На донышке еще плескался чай, но он подлил немного кипятку и добавил немного заварки. Совсем чуть-чуть, хотя бессонница его такова, что пей чай, не пей – все равно не пощадит, тем более в полнолуние.

Сам он никогда не ходил в учениках – в чьих-то конкретно учениках, под чьей-то конкретно опекой. Иными словами, никому ничем не обязан. Никому и ничем – мысль эта наполняла Адвоката гордостью. А что у него в те обведенные золотой рамочкой годы был кумир, каковым сам он сейчас является для Мальчика, так ведь человек тот даже не догадывался об этом, как сам он не догадывается в эти минуты о приближающемся исподволь Мальчике. (Но ему неспокойно. Адвокат объясняет это воздействием луны – уж о ее-то неукоснительном приближении он знает.) Зависимость страшила его больше всего на свете, и он добился-таки, ценой неимоверных усилий, независимости, – так полагал он в самодовольной слепоте, но потом, уже после смерти Шурочки, понял, что на самом деле это было только видимостью независимости. Эрзацем было, румяной оболочкой, под которой скрывалась путаница расходящихся в разные стороны толстых и тонких, иногда слабеньких – дунешь и нет, иногда очень даже прочных нитей.
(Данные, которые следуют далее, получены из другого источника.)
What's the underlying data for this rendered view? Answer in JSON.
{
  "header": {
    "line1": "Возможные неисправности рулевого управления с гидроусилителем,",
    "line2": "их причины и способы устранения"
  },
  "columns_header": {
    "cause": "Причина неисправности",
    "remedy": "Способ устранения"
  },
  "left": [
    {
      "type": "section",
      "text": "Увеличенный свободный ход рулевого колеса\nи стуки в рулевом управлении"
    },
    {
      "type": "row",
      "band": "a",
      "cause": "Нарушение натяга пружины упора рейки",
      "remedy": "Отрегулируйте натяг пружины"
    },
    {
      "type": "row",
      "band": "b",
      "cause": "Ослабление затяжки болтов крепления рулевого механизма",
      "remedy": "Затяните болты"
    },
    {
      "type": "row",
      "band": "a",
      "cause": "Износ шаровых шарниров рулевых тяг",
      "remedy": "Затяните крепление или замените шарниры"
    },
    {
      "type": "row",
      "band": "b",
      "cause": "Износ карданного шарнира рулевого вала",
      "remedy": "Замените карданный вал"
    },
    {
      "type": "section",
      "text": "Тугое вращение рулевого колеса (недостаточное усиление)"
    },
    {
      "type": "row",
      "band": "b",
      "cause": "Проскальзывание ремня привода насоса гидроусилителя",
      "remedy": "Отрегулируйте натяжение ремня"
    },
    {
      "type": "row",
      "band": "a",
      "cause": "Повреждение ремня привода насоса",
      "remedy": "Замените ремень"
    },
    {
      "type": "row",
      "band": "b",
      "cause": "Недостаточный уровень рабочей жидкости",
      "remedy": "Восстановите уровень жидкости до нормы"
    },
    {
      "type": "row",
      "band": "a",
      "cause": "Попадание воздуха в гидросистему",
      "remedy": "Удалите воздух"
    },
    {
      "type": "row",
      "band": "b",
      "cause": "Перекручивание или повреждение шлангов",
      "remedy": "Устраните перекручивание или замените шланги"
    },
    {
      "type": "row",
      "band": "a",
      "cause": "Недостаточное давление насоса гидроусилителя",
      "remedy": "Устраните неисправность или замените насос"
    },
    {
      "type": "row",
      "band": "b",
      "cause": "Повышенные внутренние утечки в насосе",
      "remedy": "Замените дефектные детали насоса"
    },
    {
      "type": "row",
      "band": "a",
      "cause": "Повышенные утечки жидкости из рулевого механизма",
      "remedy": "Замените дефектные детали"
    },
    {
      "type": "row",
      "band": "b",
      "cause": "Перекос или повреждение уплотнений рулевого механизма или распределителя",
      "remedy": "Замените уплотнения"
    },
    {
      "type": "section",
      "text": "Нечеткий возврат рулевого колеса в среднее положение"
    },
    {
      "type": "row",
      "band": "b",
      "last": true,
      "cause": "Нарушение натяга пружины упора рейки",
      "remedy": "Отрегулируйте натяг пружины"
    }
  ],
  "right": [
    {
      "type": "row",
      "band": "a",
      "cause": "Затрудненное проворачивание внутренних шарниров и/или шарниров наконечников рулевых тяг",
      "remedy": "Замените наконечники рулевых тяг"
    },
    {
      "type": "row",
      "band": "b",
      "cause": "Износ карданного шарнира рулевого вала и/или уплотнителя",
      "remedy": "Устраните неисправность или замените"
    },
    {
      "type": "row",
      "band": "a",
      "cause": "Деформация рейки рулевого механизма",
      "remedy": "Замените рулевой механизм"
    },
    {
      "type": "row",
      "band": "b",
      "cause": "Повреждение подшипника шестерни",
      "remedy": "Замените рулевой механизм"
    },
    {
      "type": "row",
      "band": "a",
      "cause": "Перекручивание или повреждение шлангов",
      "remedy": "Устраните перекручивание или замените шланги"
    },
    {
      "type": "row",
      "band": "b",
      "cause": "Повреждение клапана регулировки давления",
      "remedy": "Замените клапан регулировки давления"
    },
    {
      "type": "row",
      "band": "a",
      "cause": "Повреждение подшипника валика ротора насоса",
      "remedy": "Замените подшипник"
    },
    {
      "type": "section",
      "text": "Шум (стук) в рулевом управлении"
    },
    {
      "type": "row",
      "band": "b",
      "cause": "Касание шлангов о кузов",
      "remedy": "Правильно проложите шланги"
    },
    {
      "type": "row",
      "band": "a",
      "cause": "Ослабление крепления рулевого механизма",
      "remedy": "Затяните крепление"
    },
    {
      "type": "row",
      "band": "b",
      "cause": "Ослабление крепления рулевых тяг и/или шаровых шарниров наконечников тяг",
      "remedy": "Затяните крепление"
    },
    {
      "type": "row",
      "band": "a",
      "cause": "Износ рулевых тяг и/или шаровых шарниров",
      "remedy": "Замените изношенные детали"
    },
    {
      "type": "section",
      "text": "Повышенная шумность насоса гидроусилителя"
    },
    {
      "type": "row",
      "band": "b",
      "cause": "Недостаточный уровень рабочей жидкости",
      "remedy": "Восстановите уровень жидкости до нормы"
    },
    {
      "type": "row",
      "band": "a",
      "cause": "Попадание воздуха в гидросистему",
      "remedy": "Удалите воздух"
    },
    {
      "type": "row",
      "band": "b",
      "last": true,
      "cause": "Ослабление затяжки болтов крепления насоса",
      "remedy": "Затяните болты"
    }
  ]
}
Телефон, который он вырубит через двадцать – нет, уже через восемнадцать – минут, был лишь одной из них, и ее-то как раз, эту механическую ниточку, порушить проще простого.

Странно, что никто до сих пор не поинтересовался, почему Адвокат, пожилой одинокий человек, выключает телефон на ночь. С тревогой ждет он этого вопроса, ищет ответа на него и нервничает, что не находит. Да и существует ли таковой – краткий, ясный, исчерпывающий? Убедительный. Главное – убедительный… Для них ведь независимость – это абстракция, прихоть, чуть ли не старческий маразм; они не рвут связей, а без устали налаживают их, плетут вокруг себя род паутины, из которой им уже не выпутаться. Да они и не желают. (Говоря «они», специалист по риску подразумевал младшего Шурочкиного обидчика и тех, кто его окружает; эти победоносные молодчики не представляли, впрочем, угрозы для его независимости – опасность, чувствовал он, исходит от старшего, этого вечного ребенка.)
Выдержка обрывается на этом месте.